Radiating Bondi Flows I: Dimensionless Framework and Constant Opacity Solutions

TL;DR

This paper extends Bondi accretion theory to include radiative feedback effects in gas-pressure-dominated environments, providing numerical solutions and scalings for accretion rates under constant opacity assumptions.

Contribution

It introduces a dimensionless framework for radiating Bondi flows with constant opacity, analyzing how radiative feedback suppresses accretion in gas-pressure-dominated regimes.

Findings

Radiative feedback mainly suppresses accretion at high optical depth, luminosity, and cooling time.

Derived scalings for accretion rate dependence on key parameters.

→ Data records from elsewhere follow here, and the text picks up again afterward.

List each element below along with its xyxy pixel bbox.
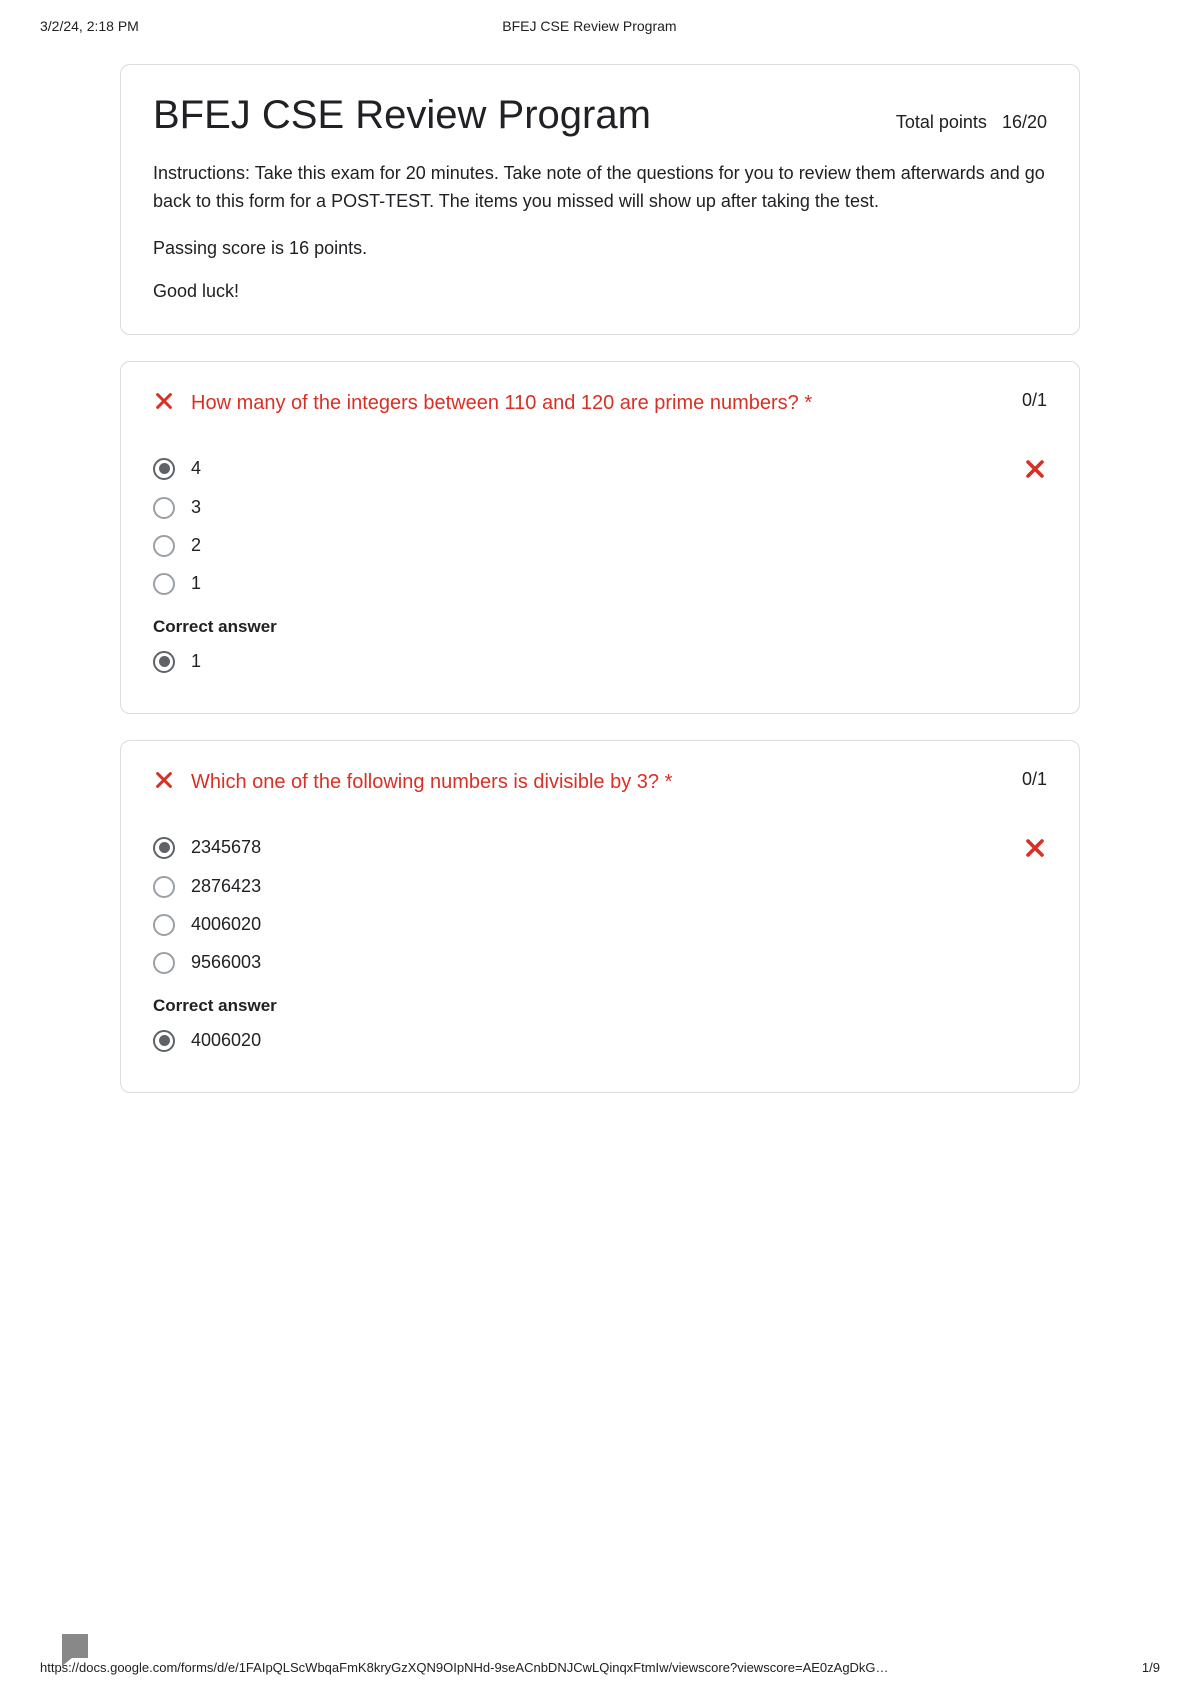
good-luck-text: Good luck! [153, 281, 1047, 302]
form-header-card: BFEJ CSE Review Program Total points 16/… [120, 64, 1080, 335]
question-card: How many of the integers between 110 and… [120, 361, 1080, 714]
wrong-answer-icon [1023, 457, 1047, 481]
radio-icon [153, 573, 175, 595]
total-points: Total points 16/20 [896, 112, 1047, 133]
radio-icon [153, 651, 175, 673]
form-title: BFEJ CSE Review Program [153, 93, 651, 138]
correct-answer-row: 4006020 [153, 1022, 1047, 1060]
option-row[interactable]: 9566003 [153, 944, 1047, 982]
radio-icon [153, 458, 175, 480]
option-label: 9566003 [191, 952, 1047, 973]
footer-page-number: 1/9 [1142, 1660, 1160, 1675]
option-label: 1 [191, 573, 1047, 594]
print-footer: https://docs.google.com/forms/d/e/1FAIpQ… [0, 1660, 1200, 1695]
question-text: Which one of the following numbers is di… [191, 769, 986, 796]
form-instructions: Instructions: Take this exam for 20 minu… [153, 160, 1047, 216]
incorrect-icon [153, 390, 175, 412]
option-row[interactable]: 2 [153, 527, 1047, 565]
option-row[interactable]: 4 [153, 449, 1047, 489]
question-score: 0/1 [1002, 390, 1047, 411]
correct-answer-label: 1 [191, 651, 1047, 672]
print-datetime: 3/2/24, 2:18 PM [40, 18, 139, 34]
option-label: 2345678 [191, 837, 1007, 858]
total-points-label: Total points [896, 112, 987, 132]
question-score: 0/1 [1002, 769, 1047, 790]
option-row[interactable]: 2876423 [153, 868, 1047, 906]
radio-icon [153, 837, 175, 859]
option-label: 4 [191, 458, 1007, 479]
incorrect-icon [153, 769, 175, 791]
total-points-value: 16/20 [1002, 112, 1047, 132]
radio-icon [153, 914, 175, 936]
question-card: Which one of the following numbers is di… [120, 740, 1080, 1093]
radio-icon [153, 497, 175, 519]
radio-icon [153, 1030, 175, 1052]
radio-icon [153, 876, 175, 898]
option-row[interactable]: 2345678 [153, 828, 1047, 868]
correct-answer-header: Correct answer [153, 617, 1047, 637]
option-label: 4006020 [191, 914, 1047, 935]
option-label: 2 [191, 535, 1047, 556]
wrong-answer-icon [1023, 836, 1047, 860]
print-header: 3/2/24, 2:18 PM BFEJ CSE Review Program [0, 0, 1200, 44]
radio-icon [153, 952, 175, 974]
option-label: 2876423 [191, 876, 1047, 897]
form-content: BFEJ CSE Review Program Total points 16/… [120, 64, 1080, 1093]
option-row[interactable]: 3 [153, 489, 1047, 527]
option-row[interactable]: 4006020 [153, 906, 1047, 944]
print-title: BFEJ CSE Review Program [139, 18, 1040, 34]
question-text: How many of the integers between 110 and… [191, 390, 986, 417]
option-row[interactable]: 1 [153, 565, 1047, 603]
correct-answer-row: 1 [153, 643, 1047, 681]
correct-answer-header: Correct answer [153, 996, 1047, 1016]
option-label: 3 [191, 497, 1047, 518]
passing-score-text: Passing score is 16 points. [153, 238, 1047, 259]
footer-url: https://docs.google.com/forms/d/e/1FAIpQ… [40, 1660, 889, 1675]
radio-icon [153, 535, 175, 557]
feedback-icon[interactable] [62, 1634, 88, 1658]
correct-answer-label: 4006020 [191, 1030, 1047, 1051]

Presented numerical solutions across a broad parameter space.

Abstract

In this paper, we extend the foundational work of Bondi (1952) to include the effects of radiative feedback in gas-pressure-dominated environments. We construct steady-state spherically symmetric accretion solutions including radiative heating and cooling. Under the simplifying assumption of a constant opacity, the solutions are controlled by four dimensionless parameters: the adiabatic index $\gamma$, optical depth through the Bondi radius $\tau_B$, dimensionless luminosity at infinity $\tilde{L}_\infty$, and a characteristic dimensionless cooling time $\beta$. We present numerical solutions across the dimensionless parameter space $(\tau_B, \tilde{L}_\infty, \beta)\in [10^{-3}, 10^3]$. Contrary to radiation-pressure-dominated environments, radiative feedback primarily operates to suppress accretion -- particularly at high $\tau_B$, $\tilde{L}_\infty$, and/or $\beta$. We also present analytic descriptions confirming the suppressive nature of this feedback and give the scalings for the accretion rate $\dot{M}\sim \tilde{L}_\infty^{-5/4}$ at large $\tilde{L}_\infty$, $\dot{M}\sim \tau_B^{-10/11}\beta^{-5/11}$ at large $\tau_B$, and $\dot{M}\sim (\tilde{L}_\infty\tau_B)^{-5/8}$ for large $\tilde{L}_\infty\tau_B$. We discuss the potential role of convection in these steady-state solutions, and the particular relevance to problems of planet formation where radiative heating is significant, but the system remains in the gas-pressure-dominated regime.